De revolutionaire invloed van internet is vaak vergeleken met die van de boekdrukkunst. Die uitvinding was een zegen voor de verspreiding van de werken van de reformatoren. Maar geldt dat ook voor het wereldwijde web?
Dat de Reformatie in de eerste helft van de zestiende eeuw als een lopend vuurtje door Europa ging, was niet alleen te danken aan de lage kosten om boeken in een grote oplage te drukken. Het Rooms-Duitse Rijk had juist aan het eind van de vijftiende eeuw een uitgebreid koeriersnetwerk opgebouwd. Dat zorgde voor snelle verbindingen door heel West-Europa.
Die snelheid van het berichtenverkeer was ook een succesfactor voor het wereldwijde web. Al in het jaar dat dat ontstond, 1991, sprak de Amerikaanse senator Al Gore over de informatiesnelweg. Het internet van die tijd was nog traag, maar Gore voorspelde al dat het uit zou groeien tot een zeer snelle infrastructuur die niet alleen mails en bestanden kon transporteren maar ook spraakberichten en video.

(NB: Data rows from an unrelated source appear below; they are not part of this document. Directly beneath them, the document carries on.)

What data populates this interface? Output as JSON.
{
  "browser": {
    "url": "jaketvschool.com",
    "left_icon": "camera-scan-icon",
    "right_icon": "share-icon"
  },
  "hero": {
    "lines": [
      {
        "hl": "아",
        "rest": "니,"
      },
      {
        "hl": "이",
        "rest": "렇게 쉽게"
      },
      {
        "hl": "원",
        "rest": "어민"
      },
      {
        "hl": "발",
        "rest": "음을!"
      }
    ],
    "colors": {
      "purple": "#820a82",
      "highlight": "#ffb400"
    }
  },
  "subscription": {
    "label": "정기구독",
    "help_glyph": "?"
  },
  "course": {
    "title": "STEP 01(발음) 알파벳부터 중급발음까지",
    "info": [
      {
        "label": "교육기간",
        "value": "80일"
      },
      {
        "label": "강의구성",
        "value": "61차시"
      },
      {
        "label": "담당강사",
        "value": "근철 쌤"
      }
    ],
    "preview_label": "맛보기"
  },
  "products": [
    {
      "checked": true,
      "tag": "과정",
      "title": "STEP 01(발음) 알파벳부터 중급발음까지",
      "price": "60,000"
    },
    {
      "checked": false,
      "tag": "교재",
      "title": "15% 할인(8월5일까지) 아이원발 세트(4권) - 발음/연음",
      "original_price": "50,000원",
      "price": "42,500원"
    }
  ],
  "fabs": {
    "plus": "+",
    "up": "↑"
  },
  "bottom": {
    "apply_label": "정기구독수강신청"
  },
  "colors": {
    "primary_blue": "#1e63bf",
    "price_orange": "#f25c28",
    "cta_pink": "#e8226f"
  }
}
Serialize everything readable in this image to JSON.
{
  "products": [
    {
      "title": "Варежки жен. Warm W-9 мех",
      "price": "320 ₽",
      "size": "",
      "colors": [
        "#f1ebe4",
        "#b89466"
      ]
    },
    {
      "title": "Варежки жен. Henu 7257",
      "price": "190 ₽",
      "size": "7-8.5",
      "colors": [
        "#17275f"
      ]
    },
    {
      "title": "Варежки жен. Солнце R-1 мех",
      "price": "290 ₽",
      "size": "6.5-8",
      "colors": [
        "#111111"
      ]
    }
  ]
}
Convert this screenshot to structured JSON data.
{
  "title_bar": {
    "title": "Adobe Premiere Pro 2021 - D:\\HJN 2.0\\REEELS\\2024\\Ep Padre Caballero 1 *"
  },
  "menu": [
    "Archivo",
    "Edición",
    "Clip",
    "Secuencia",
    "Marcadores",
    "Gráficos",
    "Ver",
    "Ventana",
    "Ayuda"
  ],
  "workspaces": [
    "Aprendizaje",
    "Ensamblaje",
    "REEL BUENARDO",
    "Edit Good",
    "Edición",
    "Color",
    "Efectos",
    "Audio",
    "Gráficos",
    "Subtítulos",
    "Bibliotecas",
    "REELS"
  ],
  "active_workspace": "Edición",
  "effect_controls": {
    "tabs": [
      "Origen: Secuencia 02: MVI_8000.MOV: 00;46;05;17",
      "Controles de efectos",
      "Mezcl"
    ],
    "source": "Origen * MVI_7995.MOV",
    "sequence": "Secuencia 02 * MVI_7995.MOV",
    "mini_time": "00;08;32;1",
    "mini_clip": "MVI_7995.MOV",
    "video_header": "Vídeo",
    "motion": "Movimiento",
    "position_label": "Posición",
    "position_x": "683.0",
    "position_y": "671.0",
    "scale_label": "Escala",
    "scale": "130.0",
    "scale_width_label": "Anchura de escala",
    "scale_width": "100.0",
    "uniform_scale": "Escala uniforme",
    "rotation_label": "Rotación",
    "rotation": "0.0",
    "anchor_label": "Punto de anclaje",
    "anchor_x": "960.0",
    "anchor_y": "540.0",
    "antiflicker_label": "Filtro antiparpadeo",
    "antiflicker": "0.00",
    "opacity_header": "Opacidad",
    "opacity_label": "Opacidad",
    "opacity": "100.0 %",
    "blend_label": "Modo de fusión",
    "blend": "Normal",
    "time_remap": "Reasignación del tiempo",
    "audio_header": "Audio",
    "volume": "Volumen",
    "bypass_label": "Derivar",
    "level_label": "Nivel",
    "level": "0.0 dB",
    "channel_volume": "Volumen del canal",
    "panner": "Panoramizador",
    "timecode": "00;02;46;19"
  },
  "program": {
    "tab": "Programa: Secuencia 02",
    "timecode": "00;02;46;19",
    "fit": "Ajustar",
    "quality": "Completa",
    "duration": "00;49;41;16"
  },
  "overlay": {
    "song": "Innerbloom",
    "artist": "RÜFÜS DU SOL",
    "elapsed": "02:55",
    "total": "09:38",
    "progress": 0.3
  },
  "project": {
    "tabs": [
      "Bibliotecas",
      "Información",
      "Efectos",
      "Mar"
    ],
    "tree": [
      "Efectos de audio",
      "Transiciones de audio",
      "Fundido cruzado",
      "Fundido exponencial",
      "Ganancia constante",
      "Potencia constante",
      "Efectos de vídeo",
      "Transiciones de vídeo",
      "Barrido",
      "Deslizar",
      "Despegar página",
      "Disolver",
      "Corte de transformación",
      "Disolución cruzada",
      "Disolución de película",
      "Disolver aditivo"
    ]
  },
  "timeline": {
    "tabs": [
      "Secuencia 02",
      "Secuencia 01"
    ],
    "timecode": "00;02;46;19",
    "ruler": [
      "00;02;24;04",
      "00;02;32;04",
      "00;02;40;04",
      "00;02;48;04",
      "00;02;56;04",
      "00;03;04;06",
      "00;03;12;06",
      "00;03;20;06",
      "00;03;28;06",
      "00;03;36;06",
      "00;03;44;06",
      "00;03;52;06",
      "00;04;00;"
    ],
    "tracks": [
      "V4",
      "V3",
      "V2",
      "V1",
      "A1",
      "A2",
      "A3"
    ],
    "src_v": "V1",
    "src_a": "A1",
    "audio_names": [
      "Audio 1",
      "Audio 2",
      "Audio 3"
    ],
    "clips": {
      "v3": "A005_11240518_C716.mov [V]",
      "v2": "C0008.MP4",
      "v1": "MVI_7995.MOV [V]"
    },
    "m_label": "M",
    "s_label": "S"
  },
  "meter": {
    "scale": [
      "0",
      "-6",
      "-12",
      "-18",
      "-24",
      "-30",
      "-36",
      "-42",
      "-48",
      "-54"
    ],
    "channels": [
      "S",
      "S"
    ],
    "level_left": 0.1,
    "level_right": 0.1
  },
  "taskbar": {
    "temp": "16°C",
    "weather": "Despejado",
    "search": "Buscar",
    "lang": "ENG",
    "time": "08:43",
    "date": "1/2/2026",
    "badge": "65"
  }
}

Inmiddels is de enorme invloed daarvan overal zichtbaar. Toch gaat het aandeel video in het internetverkeer nog verder omhoog. Dat is tenminste de verwachting van bedrijven die de ruggengraat van het internet onderhouden, zoals Cisco: de data van de gewone internetgebruiker zullen in 2021 voor meer dan 80 procent uit videobeelden bestaan. Maar zullen christenen in later tijden ook op deze revolutie terugblikken als een zegen voor de verspreiding van Gods Woord en de doorwerking daarvan in de samenleving?
Dat is niet vanzelfsprekend. In de gereformeerde gezindte is de televisie vanouds geweerd. Ook bij de nieuwe varianten daarop –videospelers, computergames, dvd, YouTube, vlogs– is er steeds een gereserveerde houding geweest. Toen het RD eind 2011 samen met de Reformatorische Omroep een maandje proefdraaide met een dagelijkse nieuwsuitzending, leidde dat in een deel van de achterban tot forse kritiek. Een van de redenen tot bezorgdheid rond de smartphone is het gemak om er films op te bekijken en uit te wisselen via sociale media.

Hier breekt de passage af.